Top Executives Roles and Responsibilities
There are several potential benefits of board involvement in strategy selection. Firstly, boards can bring broader perspectives and expertise to the decision-making process (Zaman et al., 2020). While executives may have deep knowledge of the industry and the company’s operations, board members may have a more comprehensive understanding of market trends, regulatory issues, and stakeholder concerns. This can lead to more robust and well-informed strategic decisions. Secondly, increased board involvement can ensure that the company’s strategy is aligned with the interests of all stakeholders, not just shareholders (Zaman et al., 2020). Boards can represent the interests of employees, customers, suppliers, communities, and shareholders. By taking a more holistic view of the firm’s strategy, boards can help to ensure that it is sustainable and benefits all stakeholders in the long term.

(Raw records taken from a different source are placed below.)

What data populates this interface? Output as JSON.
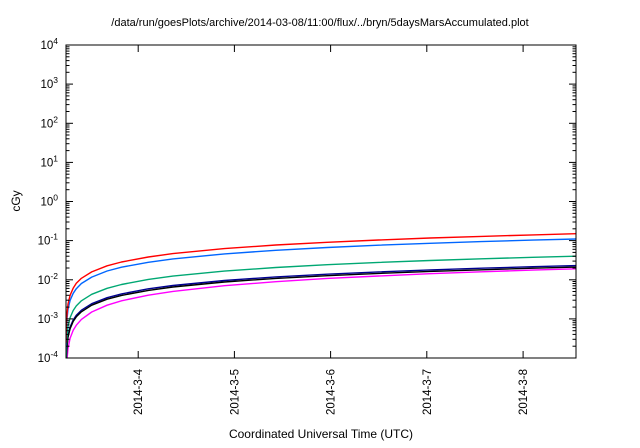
{
  "page": {
    "background": "#ffffff"
  },
  "chart_data": {
    "type": "line",
    "title": "/data/run/goesPlots/archive/2014-03-08/11:00/flux/../bryn/5daysMarsAccumulated.plot",
    "xlabel": "Coordinated Universal Time (UTC)",
    "ylabel": "cGy",
    "y_scale": "log",
    "ylim": [
      0.0001,
      10000
    ],
    "y_tick_exponents": [
      4,
      3,
      2,
      1,
      0,
      -1,
      -2,
      -3,
      -4
    ],
    "grid": false,
    "legend": "none",
    "xlim_days": [
      0,
      5.3
    ],
    "x_ticks": [
      {
        "t": 0.75,
        "label": "2014-3-4"
      },
      {
        "t": 1.75,
        "label": "2014-3-5"
      },
      {
        "t": 2.75,
        "label": "2014-3-6"
      },
      {
        "t": 3.75,
        "label": "2014-3-7"
      },
      {
        "t": 4.75,
        "label": "2014-3-8"
      }
    ],
    "x_days": [
      0.001,
      0.002,
      0.005,
      0.011,
      0.021,
      0.043,
      0.075,
      0.107,
      0.16,
      0.267,
      0.427,
      0.577,
      0.855,
      1.111,
      1.646,
      2.18,
      2.714,
      3.249,
      3.783,
      4.317,
      4.851,
      5.3
    ],
    "series": [
      {
        "name": "magenta",
        "color": "#ff00ff",
        "values": [
          1.2e-05,
          2.5e-05,
          5.4e-05,
          9.7e-05,
          0.000175,
          0.00032,
          0.00051,
          0.00069,
          0.00097,
          0.0015,
          0.00224,
          0.00289,
          0.00403,
          0.00504,
          0.00703,
          0.00893,
          0.0108,
          0.0125,
          0.0143,
          0.016,
          0.0176,
          0.019
        ]
      },
      {
        "name": "navy",
        "color": "#000090",
        "values": [
          4e-05,
          6.6e-05,
          0.00013,
          0.00022,
          0.00037,
          0.00062,
          0.00094,
          0.00124,
          0.00167,
          0.00244,
          0.00348,
          0.00436,
          0.00586,
          0.00713,
          0.00957,
          0.0118,
          0.0139,
          0.0159,
          0.0179,
          0.0197,
          0.0215,
          0.023
        ]
      },
      {
        "name": "black",
        "color": "#000000",
        "values": [
          3.5e-05,
          6e-05,
          0.00012,
          0.0002,
          0.00034,
          0.00056,
          0.00086,
          0.00113,
          0.00152,
          0.00223,
          0.00318,
          0.00398,
          0.00535,
          0.00651,
          0.00874,
          0.0108,
          0.0127,
          0.0145,
          0.0163,
          0.018,
          0.0197,
          0.021
        ]
      },
      {
        "name": "green",
        "color": "#00a873",
        "values": [
          6.5e-05,
          0.00011,
          0.00023,
          0.00038,
          0.00064,
          0.00108,
          0.00164,
          0.00215,
          0.0029,
          0.00425,
          0.00606,
          0.00758,
          0.0102,
          0.0124,
          0.0166,
          0.0206,
          0.0242,
          0.0277,
          0.0311,
          0.0343,
          0.0374,
          0.04
        ]
      },
      {
        "name": "blue",
        "color": "#0066ff",
        "values": [
          0.00018,
          0.00031,
          0.00062,
          0.00105,
          0.00176,
          0.00296,
          0.0045,
          0.0059,
          0.008,
          0.0117,
          0.0167,
          0.0209,
          0.028,
          0.0341,
          0.0458,
          0.0565,
          0.0666,
          0.0762,
          0.0854,
          0.0943,
          0.1029,
          0.11
        ]
      },
      {
        "name": "red",
        "color": "#ff0000",
        "values": [
          0.00025,
          0.00043,
          0.00085,
          0.0014,
          0.0024,
          0.004,
          0.0061,
          0.0081,
          0.0109,
          0.0159,
          0.0227,
          0.0284,
          0.0382,
          0.0465,
          0.0624,
          0.0771,
          0.0908,
          0.1039,
          0.1165,
          0.1286,
          0.1404,
          0.15
        ]
      }
    ]
  }
}
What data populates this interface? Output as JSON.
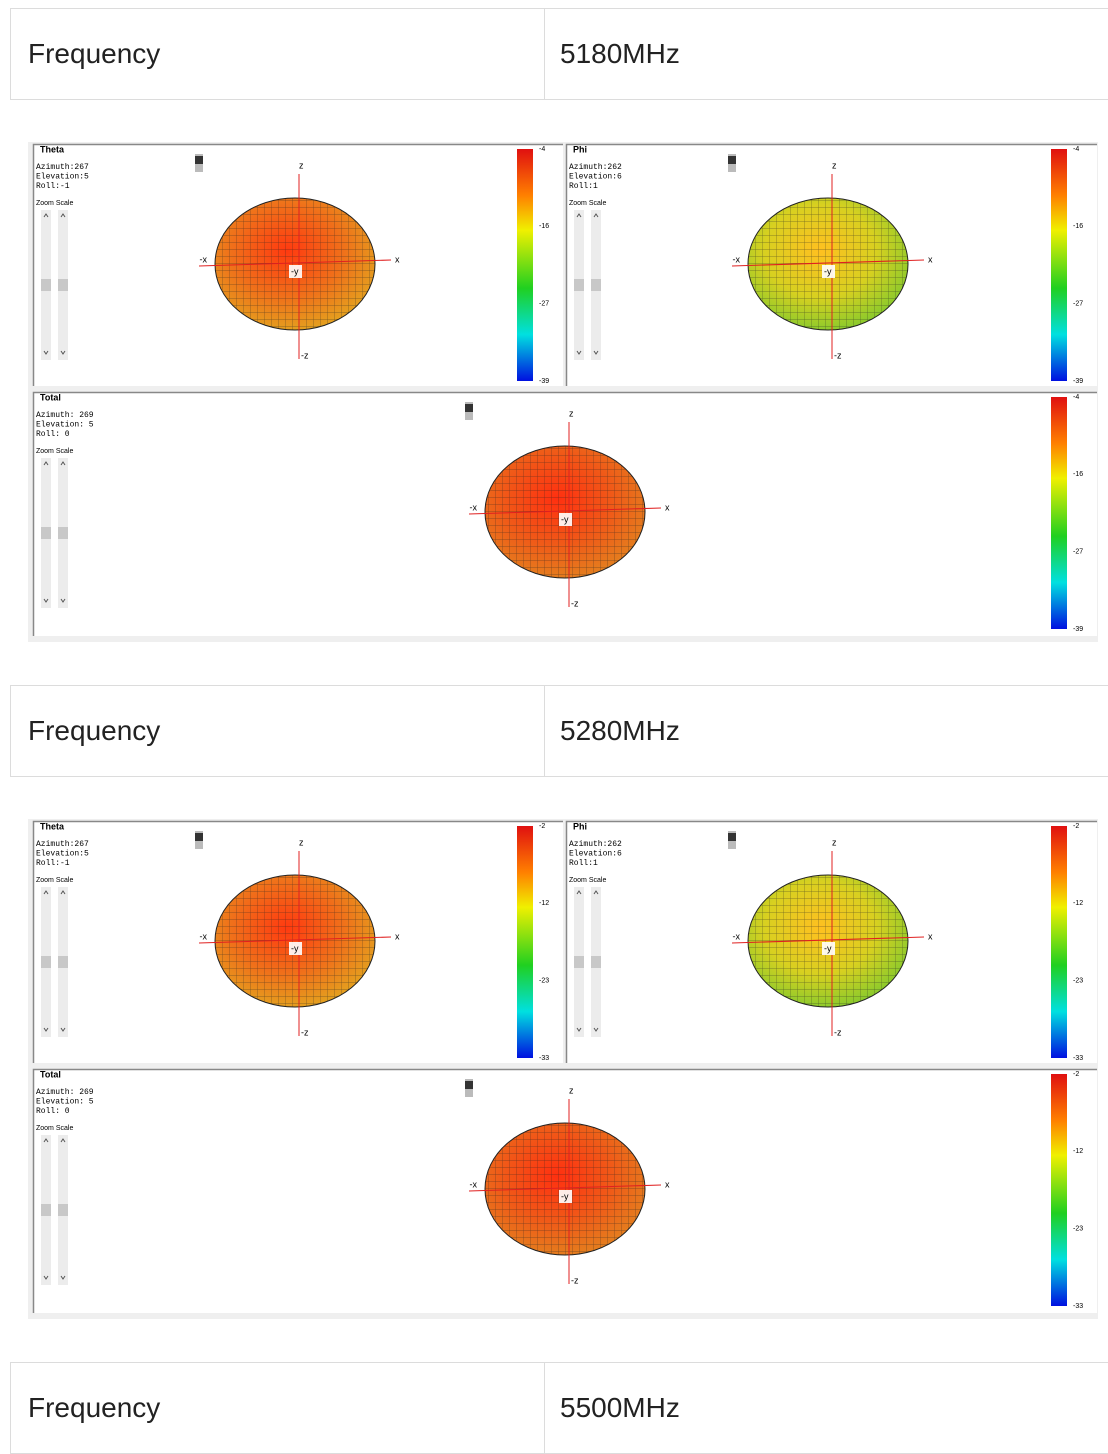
{
  "sections": [
    {
      "label": "Frequency",
      "frequency": "5180MHz",
      "panels": [
        {
          "title": "Theta",
          "azimuth": "Azimuth:267",
          "elevation": "Elevation:5",
          "roll": "Roll:-1",
          "zoom_scale": "Zoom Scale",
          "axes": {
            "z": "z",
            "x": "x",
            "neg_x": "-x",
            "neg_y": "-y",
            "neg_z": "-z"
          },
          "colorbar": [
            -4,
            -16,
            -27,
            -39
          ]
        },
        {
          "title": "Phi",
          "azimuth": "Azimuth:262",
          "elevation": "Elevation:6",
          "roll": "Roll:1",
          "zoom_scale": "Zoom Scale",
          "axes": {
            "z": "z",
            "x": "x",
            "neg_x": "-x",
            "neg_y": "-y",
            "neg_z": "-z"
          },
          "colorbar": [
            -4,
            -16,
            -27,
            -39
          ]
        },
        {
          "title": "Total",
          "azimuth": "Azimuth: 269",
          "elevation": "Elevation: 5",
          "roll": "Roll: 0",
          "zoom_scale": "Zoom Scale",
          "axes": {
            "z": "z",
            "x": "x",
            "neg_x": "-x",
            "neg_y": "-y",
            "neg_z": "-z"
          },
          "colorbar": [
            -4,
            -16,
            -27,
            -39
          ]
        }
      ]
    },
    {
      "label": "Frequency",
      "frequency": "5280MHz",
      "panels": [
        {
          "title": "Theta",
          "azimuth": "Azimuth:267",
          "elevation": "Elevation:5",
          "roll": "Roll:-1",
          "zoom_scale": "Zoom Scale",
          "axes": {
            "z": "z",
            "x": "x",
            "neg_x": "-x",
            "neg_y": "-y",
            "neg_z": "-z"
          },
          "colorbar": [
            -2,
            -12,
            -23,
            -33
          ]
        },
        {
          "title": "Phi",
          "azimuth": "Azimuth:262",
          "elevation": "Elevation:6",
          "roll": "Roll:1",
          "zoom_scale": "Zoom Scale",
          "axes": {
            "z": "z",
            "x": "x",
            "neg_x": "-x",
            "neg_y": "-y",
            "neg_z": "-z"
          },
          "colorbar": [
            -2,
            -12,
            -23,
            -33
          ]
        },
        {
          "title": "Total",
          "azimuth": "Azimuth: 269",
          "elevation": "Elevation: 5",
          "roll": "Roll: 0",
          "zoom_scale": "Zoom Scale",
          "axes": {
            "z": "z",
            "x": "x",
            "neg_x": "-x",
            "neg_y": "-y",
            "neg_z": "-z"
          },
          "colorbar": [
            -2,
            -12,
            -23,
            -33
          ]
        }
      ]
    },
    {
      "label": "Frequency",
      "frequency": "5500MHz"
    }
  ]
}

Finally, increased board involvement can mitigate the risks associated with executive bias and groupthink. Executives may need to be more focused on short-term performance metrics or reluctant to challenge their assumptions. By involving the board in strategy selection, companies can introduce a broader range of perspectives and ensure that decisions are being made in the company’s best interests as a whole. There is some evidence to support the argument that increased board involvement can improve a firm’s strategic competitiveness. For example, a study by Zaman et al. found that companies with a more engaged and diverse board of directors tended to outperform their peers regarding financial performance and shareholder returns (2020). However, this evidence can still be argued due to the huge number of possible outcomes in this sphere.
Conclusion
In conclusion, while there are potential benefits to increased board involvement in strategy selection, it is essential to ensure that boards have the appropriate expertise and can effectively balance the interests of all stakeholders. If done correctly, however, this increased involvement can lead to more robust and sustainable strategic decisions, ultimately improving a firm’s strategic competitiveness. To achieve these benefits, boards should work collaboratively with executives and other stakeholders to ensure that the company’s strategy is aligned with its long-term goals and competitive landscape.
Reference
Zaman, R., Jain, T., Samara, G., & Jamali, D. (2020). Corporate governance meets corporate social responsibility: Mapping the interface. Business & Society, 61(3), 690–752. Web.